Não gosto de necrológicas. Mas fiquei sabendo que morreu o escritor português
Augusto Abelaira, um dos "meus" escritores, autor de um romance extraordinário intitulado "O Bosque Harmonioso", que um dia traduzi com uns amigos ao espanhol. Durante um tempo tive a esperança de conhecer o autor, de falar com ele e pedir permissão para publicar a nossa tradução. Levados pelas indecisões essas malditas indecisões que interrompem as melhores e mais necessárias iniciativas nunca tentamos falar com ele. Agora já não é mais possível.

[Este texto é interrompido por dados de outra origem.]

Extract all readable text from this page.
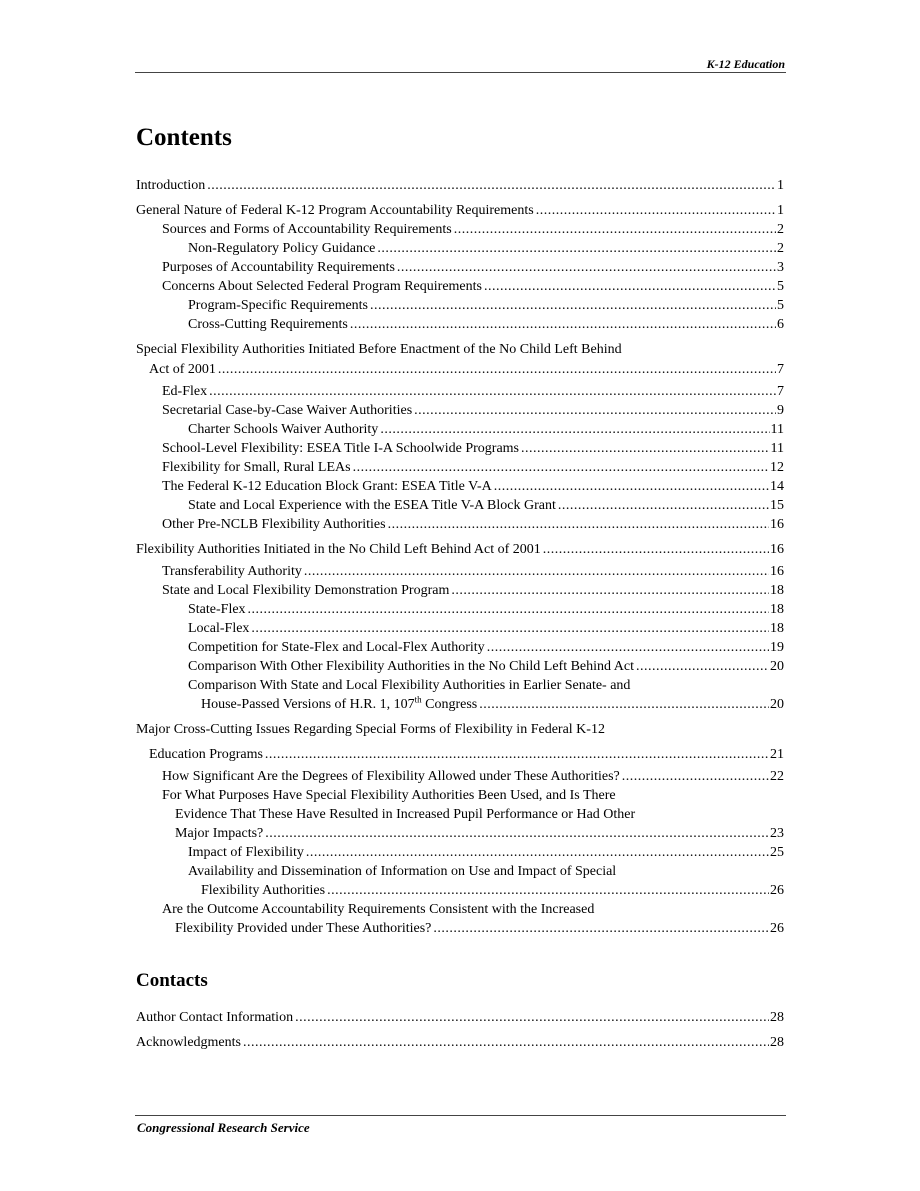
K-12 Education
Contents
Introduction .....	1
General Nature of Federal K-12 Program Accountability Requirements .....	1
Sources and Forms of Accountability Requirements .....	2
Non-Regulatory Policy Guidance .....	2
Purposes of Accountability Requirements .....	3
Concerns About Selected Federal Program Requirements .....	5
Program-Specific Requirements .....	5
Cross-Cutting Requirements .....	6
Special Flexibility Authorities Initiated Before Enactment of the No Child Left Behind
Act of 2001 .....	7
Ed-Flex .....	7
Secretarial Case-by-Case Waiver Authorities .....	9
Charter Schools Waiver Authority .....	11
School-Level Flexibility: ESEA Title I-A Schoolwide Programs .....	11
Flexibility for Small, Rural LEAs .....	12
The Federal K-12 Education Block Grant: ESEA Title V-A .....	14
State and Local Experience with the ESEA Title V-A Block Grant .....	15
Other Pre-NCLB Flexibility Authorities .....	16
Flexibility Authorities Initiated in the No Child Left Behind Act of 2001 .....	16
Transferability Authority .....	16
State and Local Flexibility Demonstration Program .....	18
State-Flex .....	18
Local-Flex .....	18
Competition for State-Flex and Local-Flex Authority .....	19
Comparison With Other Flexibility Authorities in the No Child Left Behind Act .....	20
Comparison With State and Local Flexibility Authorities in Earlier Senate- and
House-Passed Versions of H.R. 1, 107th Congress .....	20
Major Cross-Cutting Issues Regarding Special Forms of Flexibility in Federal K-12
Education Programs .....	21
How Significant Are the Degrees of Flexibility Allowed under These Authorities? .....	22
For What Purposes Have Special Flexibility Authorities Been Used, and Is There
Evidence That These Have Resulted in Increased Pupil Performance or Had Other
Major Impacts? .....	23
Impact of Flexibility .....	25
Availability and Dissemination of Information on Use and Impact of Special
Flexibility Authorities .....	26
Are the Outcome Accountability Requirements Consistent with the Increased
Flexibility Provided under These Authorities? .....	26
Contacts
Author Contact Information .....	28
Acknowledgments .....	28
Congressional Research Service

Eis aqui um fragmento do romance, uma deliciosa fábula lingüística:
"O nosso herói refere-se também aos indígenas que viviam na Baía-da-águia-que-ri-ao-meio-dia-quando-o-Sol-brilha-e-as-rãs-ficam-silenciosas.

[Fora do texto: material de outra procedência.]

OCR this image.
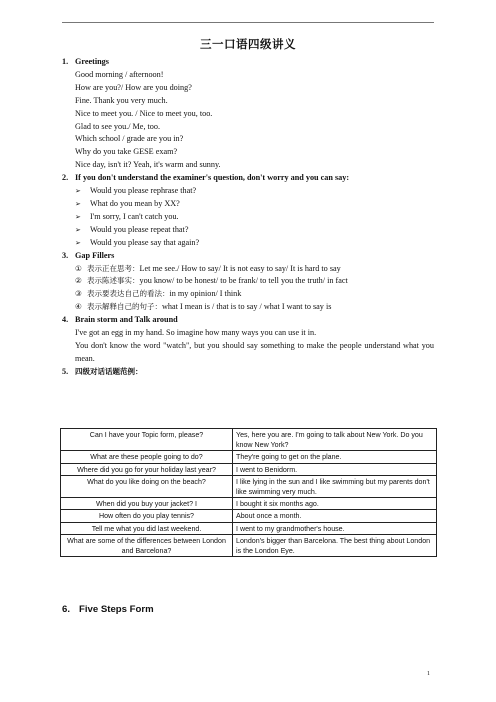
三一口语四级讲义
1. Greetings
Good morning / afternoon!
How are you?/ How are you doing?
Fine. Thank you very much.
Nice to meet you. / Nice to meet you, too.
Glad to see you./ Me, too.
Which school / grade are you in?
Why do you take GESE exam?
Nice day, isn't it? Yeah, it's warm and sunny.
2. If you don't understand the examiner's question, don't worry and you can say:
➢ Would you please rephrase that?
➢ What do you mean by XX?
➢ I'm sorry, I can't catch you.
➢ Would you please repeat that?
➢ Would you please say that again?
3. Gap Fillers
① 表示正在思考：Let me see./ How to say/ It is not easy to say/ It is hard to say
② 表示陈述事实：you know/ to be honest/ to be frank/ to tell you the truth/ in fact
③ 表示要表达自己的看法：in my opinion/ I think
④ 表示解释自己的句子：what I mean is / that is to say / what I want to say is
4. Brain storm and Talk around
I've got an egg in my hand. So imagine how many ways you can use it in.
You don't know the word "watch", but you should say something to make the people understand what you mean.
5. 四级对话话题范例：
Can I have your Topic form, please?	Yes, here you are. I'm going to talk about New York. Do you know New York?
What are these people going to do?	They're going to get on the plane.
Where did you go for your holiday last year?	I went to Benidorm.
What do you like doing on the beach?	I like lying in the sun and I like swimming but my parents don't like swimming very much.
When did you buy your jacket? I	I bought it six months ago.
How often do you play tennis?	About once a month.
Tell me what you did last weekend.	I went to my grandmother's house.
What are some of the differences between London and Barcelona?	London's bigger than Barcelona. The best thing about London is the London Eye.
6. Five Steps Form
1
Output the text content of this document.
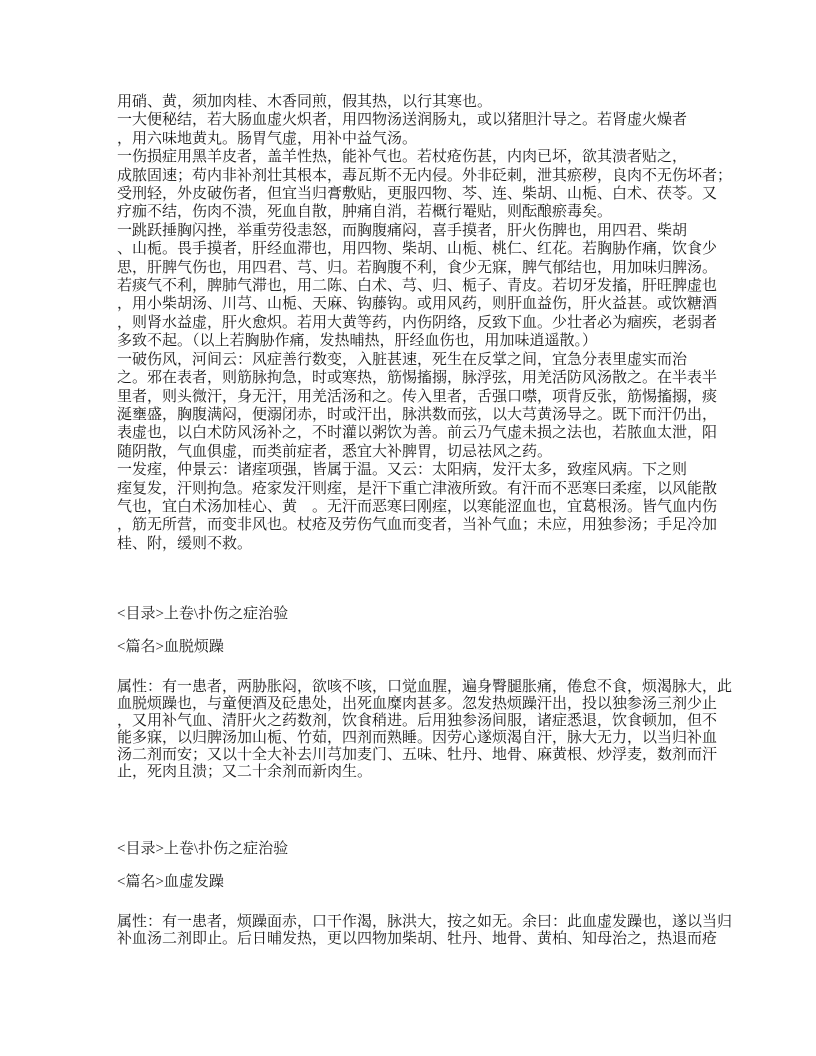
用硝、黄，须加肉桂、木香同煎，假其热，以行其寒也。
一大便秘结，若大肠血虚火炽者，用四物汤送润肠丸，或以猪胆汁导之。若肾虚火燥者
，用六味地黄丸。肠胃气虚，用补中益气汤。
一伤损症用黑羊皮者，盖羊性热，能补气也。若杖疮伤甚，内肉已坏，欲其溃者贴之，
成脓固速；苟内非补剂壮其根本，毒瓦斯不无内侵。外非砭刺，泄其瘀秽，良肉不无伤坏者；
受刑轻，外皮破伤者，但宜当归膏敷贴，更服四物、芩、连、柴胡、山栀、白术、茯苓。又
疗痂不结，伤肉不溃，死血自散，肿痛自消，若概行罨贴，则酝酿瘀毒矣。
一跳跃捶胸闪挫，举重劳役恚怒，而胸腹痛闷，喜手摸者，肝火伤脾也，用四君、柴胡
、山栀。畏手摸者，肝经血滞也，用四物、柴胡、山栀、桃仁、红花。若胸胁作痛，饮食少
思，肝脾气伤也，用四君、芎、归。若胸腹不利，食少无寐，脾气郁结也，用加味归脾汤。
若痰气不利，脾肺气滞也，用二陈、白术、芎、归、栀子、青皮。若切牙发搐，肝旺脾虚也
，用小柴胡汤、川芎、山栀、天麻、钩藤钩。或用风药，则肝血益伤，肝火益甚。或饮糖酒
，则肾水益虚，肝火愈炽。若用大黄等药，内伤阴络，反致下血。少壮者必为痼疾，老弱者
多致不起。（以上若胸胁作痛，发热晡热，肝经血伤也，用加味逍遥散。）
一破伤风，河间云：风症善行数变，入脏甚速，死生在反掌之间，宜急分表里虚实而治
之。邪在表者，则筋脉拘急，时或寒热，筋惕搐搦，脉浮弦，用羌活防风汤散之。在半表半
里者，则头微汗，身无汗，用羌活汤和之。传入里者，舌强口噤，项背反张，筋惕搐搦，痰
涎壅盛，胸腹满闷，便溺闭赤，时或汗出，脉洪数而弦，以大芎黄汤导之。既下而汗仍出，
表虚也，以白术防风汤补之，不时灌以粥饮为善。前云乃气虚未损之法也，若脓血太泄，阳
随阴散，气血俱虚，而类前症者，悉宜大补脾胃，切忌祛风之药。
一发痓，仲景云：诸痓项强，皆属于温。又云：太阳病，发汗太多，致痓风病。下之则
痓复发，汗则拘急。疮家发汗则痓，是汗下重亡津液所致。有汗而不恶寒曰柔痓，以风能散
气也，宜白术汤加桂心、黄　。无汗而恶寒曰刚痓，以寒能涩血也，宜葛根汤。皆气血内伤
，筋无所营，而变非风也。杖疮及劳伤气血而变者，当补气血；未应，用独参汤；手足冷加
桂、附，缓则不救。
<目录>上卷\扑伤之症治验
<篇名>血脱烦躁
属性：有一患者，两胁胀闷，欲咳不咳，口觉血腥，遍身臀腿胀痛，倦怠不食，烦渴脉大，此
血脱烦躁也，与童便酒及砭患处，出死血糜肉甚多。忽发热烦躁汗出，投以独参汤三剂少止
，又用补气血、清肝火之药数剂，饮食稍进。后用独参汤间服，诸症悉退，饮食顿加，但不
能多寐，以归脾汤加山栀、竹茹，四剂而熟睡。因劳心遂烦渴自汗，脉大无力，以当归补血
汤二剂而安；又以十全大补去川芎加麦门、五味、牡丹、地骨、麻黄根、炒浮麦，数剂而汗
止，死肉且溃；又二十余剂而新肉生。
<目录>上卷\扑伤之症治验
<篇名>血虚发躁
属性：有一患者，烦躁面赤，口干作渴，脉洪大，按之如无。余曰：此血虚发躁也，遂以当归
补血汤二剂即止。后日晡发热，更以四物加柴胡、牡丹、地骨、黄柏、知母治之，热退而疮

Tendo eles descoberto que as palavras não mantinham sempre o mesmo significado, decidiram que cada um escolheria o seu individual vocabulário, comunicando com os outros graças a palavras privadas. Esta opção revelou-se extraordinariamente fecunda e os homens dessa comunidade adquiriram uma elevada noção das suas próprias personalidades. O único senão: não conseguiram entender-se. Mas, concluíam eles, antes assim do que a ilusão de que se entendiam.
Descobri ainda outra comunidade bem mais de espantar: não sei bem porquê, possivelmente porque viam o mundo dessa maneira, usavam uma palavra para peixe, triângulo e Lua (bal) e outra para Sol, carne e árvore (tam). Como se em vez de seis coisas houvesse apenas duas.
E quando diziam bal e comiam peixe, pensavam, se bem os compreendi, que também comiam Lua. E quando observavam a Lua, acreditavam que também viam peixe.
Assim, observei certa vez uma criança a chorar com fome e disse bal. A mãe, muito pobre e sem peixe para lhe dar, apontou-lhe a Lua e a criança calou-se, aparentemente satisfeita.
O mundo deles reduz-se a uma ilusão? Porque não diremos o mesmo do nosso, tanto mais que nunca consegui levá-los a compreender que Lua é uma coisa e peixe outra? E o argumento de que o peixe alimenta e a Lua não, nada prova, eles sentiam-se alimentados. Só a nós, que estupidamente distinguimos a Lua do peixe, a Lua não alimenta.
Falso: alimenta o coração dos apaixonados".